Ketua Pokja Antropometri Kementerian Kesehatan dan Dokter Spesialis Anak Konsultan Nutrisi & Penyakit Metabolik RSCM, Prof. DR. Dr. Damayanti R. Sjarif, Sp.A (K), menyampaikan persepsinya mengenai definisi stunting.

"Menurut WHO 2020, kondisi stunting adalah ketika panjang atau tinggi badan anak berada di bawah 2 simpang baku yang diklasifikasikan sebagai stunted dalam grafik WHO 2006, yang disebabkan oleh kekurangan gizi kronik," terang dia. 

Damayanti menjelaskan, kekurangan gizi kronik disebabkan karena asupan nutrisi yang tidak memadai, misalnya karena kemiskinan, penelantaran atau ketidaktahuan, dan peningkatan kebutuhan gizi yang tidak terpenuhi akibat sering sakit. 

"Misalnya diare kronik akibat sanitasi buruk, ISPA berulang akibat tidak diimunisasi, dan kondisi atau penyakit tertentu yang memerlukan diet khusus, misalnya bayi yang sangat prematur, alergi makanan, kelainan metabolisme bawaan, penyakit jantung bawaan dan lainnya," ungkap dia. 
 
Lebih lanjut Damayanti mengatakan, tatalaksana stunting harus disesuaikan dengan penyebabnya.
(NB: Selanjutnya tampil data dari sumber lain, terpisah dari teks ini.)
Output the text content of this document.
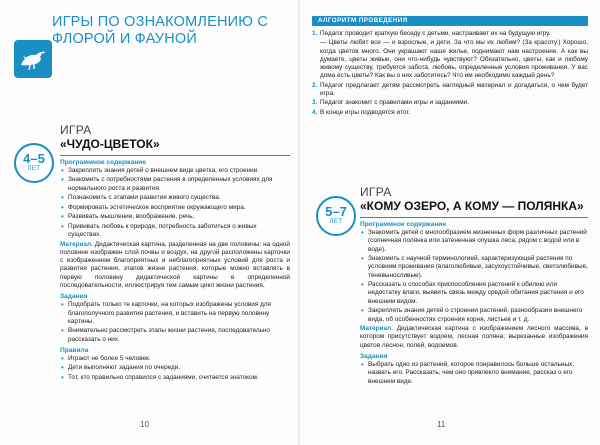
ИГРЫ ПО ОЗНАКОМЛЕНИЮ С ФЛОРОЙ И ФАУНОЙ
4–5
ЛЕТ
ИГРА
«ЧУДО-ЦВЕТОК»
Программное содержание
• Закреплять знания детей о внешнем виде цветка, его строении.
• Знакомить с потребностями растения в определенных условиях для нормального роста и развития.
• Познакомить с этапами развития живого существа.
• Формировать эстетическое восприятие окружающего мира.
• Развивать мышление, воображение, речь.
• Прививать любовь к природе, потребность заботиться о живых существах.
Материал. Дидактическая картина, разделенная на две половины: на одной половине изображен слой почвы и воздух, на другой расположены карточки с изображением благоприятных и неблагоприятных условий для роста и развития растения, этапов жизни растения, которые можно вставлять в первую половину дидактической картины в определенной последовательности, иллюстрируя тем самым цикл жизни растения.
Задания
• Подобрать только те карточки, на которых изображены условия для благополучного развития растения, и вставить на первую половину картины.
• Внимательно рассмотреть этапы жизни растения, последовательно рассказать о них.
Правила
• Играют не более 5 человек.
• Дети выполняют задания по очереди.
• Тот, кто правильно справился с заданиями, считается знатоком.
10
АЛГОРИТМ ПРОВЕДЕНИЯ
1. Педагог проводит краткую беседу с детьми, настраивает их на будущую игру.
— Цветы любят все — и взрослые, и дети. За что мы их любим? (За красоту.) Хорошо, когда цветов много. Они украшают наше жилье, поднимают нам настроение. А как вы думаете, цветы живые, они что-нибудь чувствуют? Обязательно, цветы, как и любому живому существу, требуется забота, любовь, определенные условия проживания. У вас дома есть цветы? Как вы о них заботитесь? Что им необходимо каждый день?
2. Педагог предлагает детям рассмотреть наглядный материал и догадаться, о чем будет игра.
3. Педагог знакомит с правилами игры и заданиями.
4. В конце игры подводятся итог.
5–7
ЛЕТ
ИГРА
«КОМУ ОЗЕРО, А КОМУ — ПОЛЯНКА»
Программное содержание
• Знакомить детей с многообразием жизненных форм различных растений (солнечная полянка или затененная опушка леса, рядом с водой или в воде).
• Знакомить с научной терминологией, характеризующей растения по условиям проживания (влаголюбивые, засухоустойчивые, светолюбивые, теневыносливые).
• Рассказать о способах приспособления растений к обилию или недостатку влаги, выявить связь между средой обитания растения и его внешним видом.
• Закреплять знания детей о строении растений, разнообразии внешнего вида, об особенностях строения корня, листьев и т. д.
Материал. Дидактическая картина с изображением лесного массива, в котором присутствует водоем, лесная поляна; вырезанные изображения цветов лесное, полей, водоемов.
Задания
• Выбрать одно из растений, которое понравилось больше остальных, назвать его. Рассказать, чем оно привлекло внимание, рассказ о его внешнем виде.
11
Misalnya, perawakan pendek merupakan pertanda terjadinya masalah kekurangan gizi kronik yang lebih besar, yaitu menurunnya kemampuan kognitif serta meningkatnya risiko Penyakit Tidak Menular (obesitas, diabetes, penyakit jantung koroner, hipertensi dan lain-lain) di usia dewasa. 

"Kedua hal ini yang menentukan kualitas SDM suatu bangsa. Pelbagai penelitian menunjukkan, stunting dapat menurunkan IQ sampai 20 poin. Penurunan kecerdasan ini masih mungkin dikoreksi sebelum usia 2 tahun, dibuktikan oleh beberapa penelitian bahwa kombinasi perbaikan asupan nutrisi yang disertai stimulasi dapat mengoreksi IQ yang sudah terlanjur turun sekitar 90 persen," terang dia. 

Namun menurut Damayanti, jika pada usia 2 tahun tinggi badan masih di bawah -2 simpang baku, maka akan sulit mengejar ketertinggalan tersebut. Bahkan jika masih berada di bawah -3 simpang baku, berisiko memerlukan pendidikan khusus. 

"WHO menegaskan bahwa stunting sulit ditatalaksana, tetapi pencegahan sangat dapat diupayakan," jelas Prof. Damayanti.

Berada dalam ruang diskusi yang sama, Vice President General Secretary Danone Indonesia, Vera Galuh Sugijanto mengatakan, untuk mencapai target penurunan stunting tersebut tidak bisa sendiri, namun dibutuhkan kolaborasi multipihak. 

"Yang paling penting adalah edukasi, karena kita butuh edukasi untuk merubah mindset, pola pikir dan juga gaya hidup masyarakat Indonesia. Melalui kampanye ‘Bersama Cegah Stunting’, kami mengintegrasikan berbagai program intervensi gizi spesifik dan sensitif pencegahan stunting untuk dapat diimplementasikan secara bersamaan," imbuhnya. 
 
"Sejak 2019, kami bersama Pemprov Jabar telah melakukan kolaborasi dalam upaya penanganan stunting pada 14 kabupaten/kota prioritas di provinsi Jawa Barat. Upaya tersebut mencakup pemberdayaan kapasitas tenaga kesehatan dan kader posyandu, Puskesmas dan rumah sakit dalam hal edukasi pencegahan stunting, pendataan, monitoring, skrining gizi hingga evaluasi," tambah Vera.